Disparities within the Behavioral Health System

dis•par•i•ty
noun, plural -ties
.
lack of similarity or equality; inequality; difference: a disparity in age; disparity in rank

What are the disparities that exist in the behavioral health system?

Disparities in the behavioral health system exist when unjust inequities in access to and quality of treatment exist.  For example, Native Americans disproportionately experience PTSD and alcoholism and are thus overrepresented in these areas.  African Americans are less likely to receive psychiatric services and are thus underserved in this area.  Female veterans disproportionately experience PTSD (overrepresented) yet appropriate services and practices are not fully in place to address this gender-specific PTSD (underserved).

Disparities in quality of treatment are often associated with class and socioeconomic standards, and illustrate how certain groups of people may receive poor treatment or no treatment at all due to lack of insurance, inability to pay, or lack of accessible service providers.

Why do disparities matter?

The existence of disparities is contradictory to the work that is being done to increase access to behavioral health treatment, to increase the quality of treatment, and to make sure that all people, regardless of race, sex, gender, sexual orientation, ethnicity, employment status, socioeconomic status, veteran status, or disability have access to the services they deserve.  Once we recognize where these disparities are in our communities, we can actualize change and work to ensure that all people have equal access to services that are high quality and effective.

Here are a few examples of the realities of behavioral health disparities and their impact on the people in our communities:

People with Behavioral Health Challenges

Adults living with severe mental illness (SMI) die 25 years earlier than their peers, largely due to preventable disease and treatable medical conditions (1).

Native Americans

According to the CDC (2), although American Indians/Alaska Natives represent the smallest proportion of suicides of all racial/ethnic groups, they share the highest rates with whites.  In general, the suicide rate for males is nearly four times the rate for females.

Lesbian, Gay, Bisexual, and Transgender Individuals

An article published by the New York Times reports that “Older gay and bisexual men — ages 50 to 70 — reported higher rates of high blood pressure, diabetes and physical disability than similar heterosexual men.
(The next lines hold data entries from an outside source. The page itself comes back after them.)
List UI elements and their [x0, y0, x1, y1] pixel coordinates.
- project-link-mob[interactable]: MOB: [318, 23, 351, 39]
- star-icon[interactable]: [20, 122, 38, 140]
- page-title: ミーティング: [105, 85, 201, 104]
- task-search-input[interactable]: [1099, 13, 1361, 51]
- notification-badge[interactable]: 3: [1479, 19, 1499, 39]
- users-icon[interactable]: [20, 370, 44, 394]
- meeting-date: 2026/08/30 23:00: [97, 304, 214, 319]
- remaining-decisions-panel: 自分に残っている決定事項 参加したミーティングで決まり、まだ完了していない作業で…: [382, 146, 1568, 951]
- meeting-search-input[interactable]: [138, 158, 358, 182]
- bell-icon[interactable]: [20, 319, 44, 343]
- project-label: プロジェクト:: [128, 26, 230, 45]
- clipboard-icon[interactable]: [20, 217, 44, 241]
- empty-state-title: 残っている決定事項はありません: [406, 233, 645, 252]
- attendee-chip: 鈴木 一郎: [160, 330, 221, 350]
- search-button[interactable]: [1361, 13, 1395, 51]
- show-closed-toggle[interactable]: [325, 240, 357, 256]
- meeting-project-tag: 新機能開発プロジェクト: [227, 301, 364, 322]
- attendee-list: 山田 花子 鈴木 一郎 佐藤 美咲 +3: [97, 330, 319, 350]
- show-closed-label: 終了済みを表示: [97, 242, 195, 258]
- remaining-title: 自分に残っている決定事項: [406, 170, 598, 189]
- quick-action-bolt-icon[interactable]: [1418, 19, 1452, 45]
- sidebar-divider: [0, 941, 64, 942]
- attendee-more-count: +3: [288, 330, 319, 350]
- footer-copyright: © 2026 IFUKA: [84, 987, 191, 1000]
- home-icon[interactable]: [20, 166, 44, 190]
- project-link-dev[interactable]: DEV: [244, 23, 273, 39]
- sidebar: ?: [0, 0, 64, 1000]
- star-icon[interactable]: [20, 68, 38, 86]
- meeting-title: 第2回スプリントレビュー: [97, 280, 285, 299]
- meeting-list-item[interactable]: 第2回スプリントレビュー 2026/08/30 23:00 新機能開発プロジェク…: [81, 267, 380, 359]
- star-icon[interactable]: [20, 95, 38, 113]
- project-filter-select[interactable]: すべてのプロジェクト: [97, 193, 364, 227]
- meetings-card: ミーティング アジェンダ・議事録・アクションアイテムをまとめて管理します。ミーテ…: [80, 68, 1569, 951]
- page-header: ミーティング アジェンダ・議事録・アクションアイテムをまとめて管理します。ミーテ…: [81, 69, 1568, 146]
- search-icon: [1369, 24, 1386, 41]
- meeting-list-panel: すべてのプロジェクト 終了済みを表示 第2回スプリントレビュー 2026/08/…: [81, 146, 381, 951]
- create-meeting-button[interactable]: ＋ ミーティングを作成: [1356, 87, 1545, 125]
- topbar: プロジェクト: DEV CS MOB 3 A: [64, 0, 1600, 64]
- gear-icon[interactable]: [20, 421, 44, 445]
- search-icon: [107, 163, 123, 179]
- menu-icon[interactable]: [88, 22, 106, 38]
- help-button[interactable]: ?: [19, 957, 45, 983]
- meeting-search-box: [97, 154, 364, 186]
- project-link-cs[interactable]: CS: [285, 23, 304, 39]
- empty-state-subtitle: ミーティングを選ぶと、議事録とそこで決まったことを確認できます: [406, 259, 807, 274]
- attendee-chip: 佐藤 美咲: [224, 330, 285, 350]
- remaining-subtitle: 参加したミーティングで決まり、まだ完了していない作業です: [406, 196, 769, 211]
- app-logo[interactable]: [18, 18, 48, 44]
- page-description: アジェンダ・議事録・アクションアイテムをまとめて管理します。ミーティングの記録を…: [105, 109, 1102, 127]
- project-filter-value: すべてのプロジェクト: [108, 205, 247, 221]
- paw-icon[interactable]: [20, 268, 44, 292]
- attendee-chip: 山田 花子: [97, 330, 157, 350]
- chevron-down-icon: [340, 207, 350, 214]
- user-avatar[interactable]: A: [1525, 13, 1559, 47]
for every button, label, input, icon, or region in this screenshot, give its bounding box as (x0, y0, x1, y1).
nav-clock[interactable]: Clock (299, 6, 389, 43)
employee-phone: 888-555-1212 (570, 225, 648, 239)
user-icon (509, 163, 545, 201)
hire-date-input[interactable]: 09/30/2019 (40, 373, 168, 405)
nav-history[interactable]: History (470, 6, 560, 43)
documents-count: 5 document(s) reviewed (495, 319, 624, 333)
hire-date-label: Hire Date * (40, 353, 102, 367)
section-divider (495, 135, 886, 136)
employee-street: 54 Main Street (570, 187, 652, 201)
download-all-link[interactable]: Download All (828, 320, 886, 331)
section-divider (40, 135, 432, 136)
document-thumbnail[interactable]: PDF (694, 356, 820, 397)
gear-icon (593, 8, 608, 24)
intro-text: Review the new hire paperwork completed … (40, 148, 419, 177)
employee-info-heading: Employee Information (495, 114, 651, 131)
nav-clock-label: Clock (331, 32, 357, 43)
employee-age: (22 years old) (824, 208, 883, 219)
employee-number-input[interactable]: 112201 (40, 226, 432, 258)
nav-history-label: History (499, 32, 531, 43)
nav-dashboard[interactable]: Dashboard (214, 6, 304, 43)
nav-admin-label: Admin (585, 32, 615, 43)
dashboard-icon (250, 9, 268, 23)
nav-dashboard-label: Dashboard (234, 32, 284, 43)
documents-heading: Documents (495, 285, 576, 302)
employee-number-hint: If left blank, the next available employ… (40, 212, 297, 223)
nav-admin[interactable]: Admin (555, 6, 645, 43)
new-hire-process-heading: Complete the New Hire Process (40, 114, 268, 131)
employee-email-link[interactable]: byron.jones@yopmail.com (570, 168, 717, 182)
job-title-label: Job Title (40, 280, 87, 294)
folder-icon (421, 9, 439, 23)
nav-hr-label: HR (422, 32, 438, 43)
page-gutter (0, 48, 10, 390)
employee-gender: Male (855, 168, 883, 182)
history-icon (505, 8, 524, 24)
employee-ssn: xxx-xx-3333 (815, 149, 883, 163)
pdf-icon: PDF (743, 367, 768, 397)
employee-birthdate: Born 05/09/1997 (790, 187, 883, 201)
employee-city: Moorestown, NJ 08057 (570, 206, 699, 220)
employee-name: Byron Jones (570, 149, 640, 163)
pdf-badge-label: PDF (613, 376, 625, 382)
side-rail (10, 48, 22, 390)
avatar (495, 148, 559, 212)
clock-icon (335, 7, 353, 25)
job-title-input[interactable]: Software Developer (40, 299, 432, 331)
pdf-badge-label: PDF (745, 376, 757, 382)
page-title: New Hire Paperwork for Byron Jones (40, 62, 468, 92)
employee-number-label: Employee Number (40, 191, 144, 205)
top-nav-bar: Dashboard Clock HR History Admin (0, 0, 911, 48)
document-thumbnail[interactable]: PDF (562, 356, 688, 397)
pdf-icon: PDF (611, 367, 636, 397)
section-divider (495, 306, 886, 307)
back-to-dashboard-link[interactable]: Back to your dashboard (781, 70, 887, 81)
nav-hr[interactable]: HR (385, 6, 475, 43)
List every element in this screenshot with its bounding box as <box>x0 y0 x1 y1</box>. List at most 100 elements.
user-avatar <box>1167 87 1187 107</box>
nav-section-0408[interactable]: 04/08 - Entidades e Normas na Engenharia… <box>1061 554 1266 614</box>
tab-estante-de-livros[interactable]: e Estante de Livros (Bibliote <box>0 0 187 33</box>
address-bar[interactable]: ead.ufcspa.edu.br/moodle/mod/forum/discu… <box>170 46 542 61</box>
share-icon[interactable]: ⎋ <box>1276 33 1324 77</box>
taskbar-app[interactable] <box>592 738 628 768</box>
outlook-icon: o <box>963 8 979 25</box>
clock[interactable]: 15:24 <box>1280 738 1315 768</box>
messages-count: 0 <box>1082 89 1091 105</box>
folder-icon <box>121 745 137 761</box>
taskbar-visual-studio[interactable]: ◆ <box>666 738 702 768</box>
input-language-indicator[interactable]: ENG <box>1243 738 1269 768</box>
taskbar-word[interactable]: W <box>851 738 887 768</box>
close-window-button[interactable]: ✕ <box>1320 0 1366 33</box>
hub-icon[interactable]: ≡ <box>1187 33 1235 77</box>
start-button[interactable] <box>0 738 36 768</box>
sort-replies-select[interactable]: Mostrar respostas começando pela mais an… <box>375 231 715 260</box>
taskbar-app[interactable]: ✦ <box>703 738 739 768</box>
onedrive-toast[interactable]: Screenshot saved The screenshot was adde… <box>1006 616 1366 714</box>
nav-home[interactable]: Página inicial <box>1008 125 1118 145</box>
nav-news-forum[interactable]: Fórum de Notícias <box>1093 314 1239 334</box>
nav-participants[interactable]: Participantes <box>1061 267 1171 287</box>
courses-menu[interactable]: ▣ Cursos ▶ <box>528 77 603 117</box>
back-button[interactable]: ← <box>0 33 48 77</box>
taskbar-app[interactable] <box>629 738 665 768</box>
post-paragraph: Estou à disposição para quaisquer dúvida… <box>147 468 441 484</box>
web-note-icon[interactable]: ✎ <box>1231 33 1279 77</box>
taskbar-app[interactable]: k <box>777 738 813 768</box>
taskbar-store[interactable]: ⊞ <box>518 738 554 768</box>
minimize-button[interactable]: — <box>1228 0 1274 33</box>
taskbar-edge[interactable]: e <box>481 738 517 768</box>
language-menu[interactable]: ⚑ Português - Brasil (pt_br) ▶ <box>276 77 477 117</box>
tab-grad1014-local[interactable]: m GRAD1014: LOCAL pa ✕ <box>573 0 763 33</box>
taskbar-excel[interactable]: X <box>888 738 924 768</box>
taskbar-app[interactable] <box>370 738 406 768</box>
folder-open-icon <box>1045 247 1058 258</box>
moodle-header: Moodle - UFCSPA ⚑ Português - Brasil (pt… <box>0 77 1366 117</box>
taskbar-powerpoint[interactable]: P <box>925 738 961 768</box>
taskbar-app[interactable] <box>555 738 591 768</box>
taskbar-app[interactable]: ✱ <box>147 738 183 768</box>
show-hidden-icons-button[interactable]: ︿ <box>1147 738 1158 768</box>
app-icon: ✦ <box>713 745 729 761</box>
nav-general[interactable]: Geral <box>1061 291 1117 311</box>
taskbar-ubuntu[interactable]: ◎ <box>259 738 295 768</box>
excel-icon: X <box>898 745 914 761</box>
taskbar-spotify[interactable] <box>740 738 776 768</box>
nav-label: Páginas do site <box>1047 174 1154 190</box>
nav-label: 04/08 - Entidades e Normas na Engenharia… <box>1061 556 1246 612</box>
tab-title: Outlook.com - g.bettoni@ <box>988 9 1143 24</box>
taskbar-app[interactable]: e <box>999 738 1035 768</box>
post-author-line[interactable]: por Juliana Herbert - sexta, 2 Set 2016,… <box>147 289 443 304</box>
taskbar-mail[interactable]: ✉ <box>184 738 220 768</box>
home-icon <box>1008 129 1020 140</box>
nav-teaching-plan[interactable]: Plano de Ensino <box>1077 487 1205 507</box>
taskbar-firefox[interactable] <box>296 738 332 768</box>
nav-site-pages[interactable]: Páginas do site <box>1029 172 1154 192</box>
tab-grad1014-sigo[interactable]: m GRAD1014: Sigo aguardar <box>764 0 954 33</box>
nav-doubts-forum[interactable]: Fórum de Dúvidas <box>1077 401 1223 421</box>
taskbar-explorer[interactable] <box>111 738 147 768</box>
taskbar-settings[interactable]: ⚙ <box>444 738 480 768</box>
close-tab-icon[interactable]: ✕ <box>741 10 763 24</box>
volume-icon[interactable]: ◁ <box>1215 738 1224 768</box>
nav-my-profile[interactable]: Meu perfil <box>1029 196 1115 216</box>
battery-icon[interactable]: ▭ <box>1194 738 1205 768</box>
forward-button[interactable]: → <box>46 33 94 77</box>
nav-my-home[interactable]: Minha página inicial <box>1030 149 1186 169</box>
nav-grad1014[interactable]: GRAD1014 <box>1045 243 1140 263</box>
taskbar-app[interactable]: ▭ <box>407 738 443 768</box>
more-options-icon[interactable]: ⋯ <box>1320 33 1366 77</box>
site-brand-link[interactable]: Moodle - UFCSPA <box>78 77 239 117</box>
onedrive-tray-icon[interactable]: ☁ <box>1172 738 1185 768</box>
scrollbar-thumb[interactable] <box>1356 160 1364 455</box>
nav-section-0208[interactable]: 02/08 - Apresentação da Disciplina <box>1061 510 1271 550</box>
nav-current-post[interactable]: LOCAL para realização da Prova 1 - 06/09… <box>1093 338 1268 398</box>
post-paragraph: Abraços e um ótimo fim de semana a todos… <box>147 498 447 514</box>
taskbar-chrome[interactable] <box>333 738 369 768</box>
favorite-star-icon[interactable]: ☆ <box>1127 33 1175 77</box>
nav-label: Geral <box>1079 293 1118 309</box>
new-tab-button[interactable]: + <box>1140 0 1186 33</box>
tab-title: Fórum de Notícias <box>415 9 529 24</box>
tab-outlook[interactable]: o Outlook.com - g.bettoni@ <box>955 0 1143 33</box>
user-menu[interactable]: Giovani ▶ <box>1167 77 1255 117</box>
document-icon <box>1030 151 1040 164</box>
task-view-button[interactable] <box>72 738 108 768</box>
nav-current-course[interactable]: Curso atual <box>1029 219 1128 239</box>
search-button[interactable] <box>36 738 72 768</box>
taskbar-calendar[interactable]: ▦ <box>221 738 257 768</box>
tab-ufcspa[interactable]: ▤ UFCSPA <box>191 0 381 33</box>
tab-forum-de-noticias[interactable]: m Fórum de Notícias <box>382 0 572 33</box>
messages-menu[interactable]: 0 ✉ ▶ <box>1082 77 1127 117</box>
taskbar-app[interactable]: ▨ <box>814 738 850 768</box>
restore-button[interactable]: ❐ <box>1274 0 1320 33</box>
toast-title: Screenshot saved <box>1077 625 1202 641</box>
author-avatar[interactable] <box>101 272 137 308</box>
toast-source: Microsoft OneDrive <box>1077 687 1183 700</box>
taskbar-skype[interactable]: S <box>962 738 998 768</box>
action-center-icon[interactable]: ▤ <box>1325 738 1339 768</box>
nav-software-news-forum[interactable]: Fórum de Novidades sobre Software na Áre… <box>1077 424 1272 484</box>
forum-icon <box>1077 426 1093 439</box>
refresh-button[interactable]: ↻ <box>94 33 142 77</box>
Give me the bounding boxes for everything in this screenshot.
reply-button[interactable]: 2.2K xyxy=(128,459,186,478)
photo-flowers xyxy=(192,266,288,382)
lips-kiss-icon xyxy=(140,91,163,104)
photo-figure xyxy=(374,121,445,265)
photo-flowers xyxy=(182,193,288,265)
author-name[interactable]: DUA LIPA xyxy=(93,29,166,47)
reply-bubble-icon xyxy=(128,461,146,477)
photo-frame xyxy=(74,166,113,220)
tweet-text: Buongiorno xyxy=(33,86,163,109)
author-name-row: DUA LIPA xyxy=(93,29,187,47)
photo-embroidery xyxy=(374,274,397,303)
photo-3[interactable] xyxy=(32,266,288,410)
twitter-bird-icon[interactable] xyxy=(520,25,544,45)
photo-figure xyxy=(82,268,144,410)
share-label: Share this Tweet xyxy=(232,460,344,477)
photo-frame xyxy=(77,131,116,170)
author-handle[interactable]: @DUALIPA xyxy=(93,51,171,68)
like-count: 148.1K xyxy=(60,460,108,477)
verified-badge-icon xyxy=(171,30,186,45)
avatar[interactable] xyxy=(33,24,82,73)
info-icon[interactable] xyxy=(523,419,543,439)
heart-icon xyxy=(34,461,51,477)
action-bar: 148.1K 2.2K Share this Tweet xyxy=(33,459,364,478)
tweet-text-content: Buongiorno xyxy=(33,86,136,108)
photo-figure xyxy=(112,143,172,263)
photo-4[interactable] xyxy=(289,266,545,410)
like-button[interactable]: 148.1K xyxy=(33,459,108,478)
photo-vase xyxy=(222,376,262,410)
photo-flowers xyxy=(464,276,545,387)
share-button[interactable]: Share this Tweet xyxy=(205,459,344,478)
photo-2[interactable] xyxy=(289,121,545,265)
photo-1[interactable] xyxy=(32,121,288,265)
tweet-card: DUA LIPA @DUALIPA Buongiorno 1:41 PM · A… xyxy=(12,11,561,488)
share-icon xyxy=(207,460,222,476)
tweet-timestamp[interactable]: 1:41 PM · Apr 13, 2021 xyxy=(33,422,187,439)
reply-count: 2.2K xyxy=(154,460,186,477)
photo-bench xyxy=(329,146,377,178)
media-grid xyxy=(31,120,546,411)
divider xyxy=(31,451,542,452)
Older gay and bisexual men also were 45 percent more likely to report psychological distress and 50 percent more likely to rate their health as fair or poor.”  Among young adults, according to Science Daily, the stigma that surrounds lesbian, gay, bisexual, and transgender (LGBT) teens leads to a variety of health risks such as “substance use, risky sexual behaviors, eating disorders, suicidal ideation, and victimization.”

African Americans

As reported in Medical News Today, “According to the 2008 National Healthcare Disparities Report, 8.3 percent of non-Hispanic black women under the age of 18 received mental health treatment in 2006, compared to 20 percent of non-Hispanic white women.”

Hispanics/Latinos

An American Psychological Association (APA) fact sheet states that, nationally, 33% of Hispanics are uninsured, compared to 16% percent of all Americans. Hispanic/Latino youth are more likely than their white peers to experience sadness and hopelessness (36% versus 26%) and are more likely to attempt suicide (10% versus 6% of whites).  Across age groups, Hispanics/Latinos with a behavioral health condition are less likely than their counterparts to contact a mental health provider for support – fewer than 1 in 11 members of this population will reach out to a mental health specialist.

We see, then, that disparities matter because they directly, and negatively, impact the health and well-being of the people service providers strive to assist.  However, once we evaluate our own communities and assess where these disparities exist, we have the power to create positive change and help to reduce, or even eliminate, these inequities.

A large component of successful work against disparities is communication – talking with and interacting with the populations of people who experience these inequities and who are disproportionately represented in behavioral health systems.  For example, bringing youth together for a focus group or discussion about what helps and what harms is a simple and effective way that service providers can obtain the information needed to better adapt to meet the needs of this at-risk population.

Part of why we engage in innovative service delivery projects, such as those funded by the Mental Health Transformation Grant, is to generate change and enhancements to service provision that can assist with the creation of larger system transformation – and provide quality services to those members of our community who need them most.  As we seek to transform systems, including behavioral health systems, we are also seeking to promote social justice, equity, and equality.  Disparities, however, create the opposite – and are responsible for preventable and treatable illnesses going untreated, and expensive and unnecessary hospitalization, for example.  Recognizing where these disparities are in our own communities can help us address these issues and provide the best care and service we can for all people.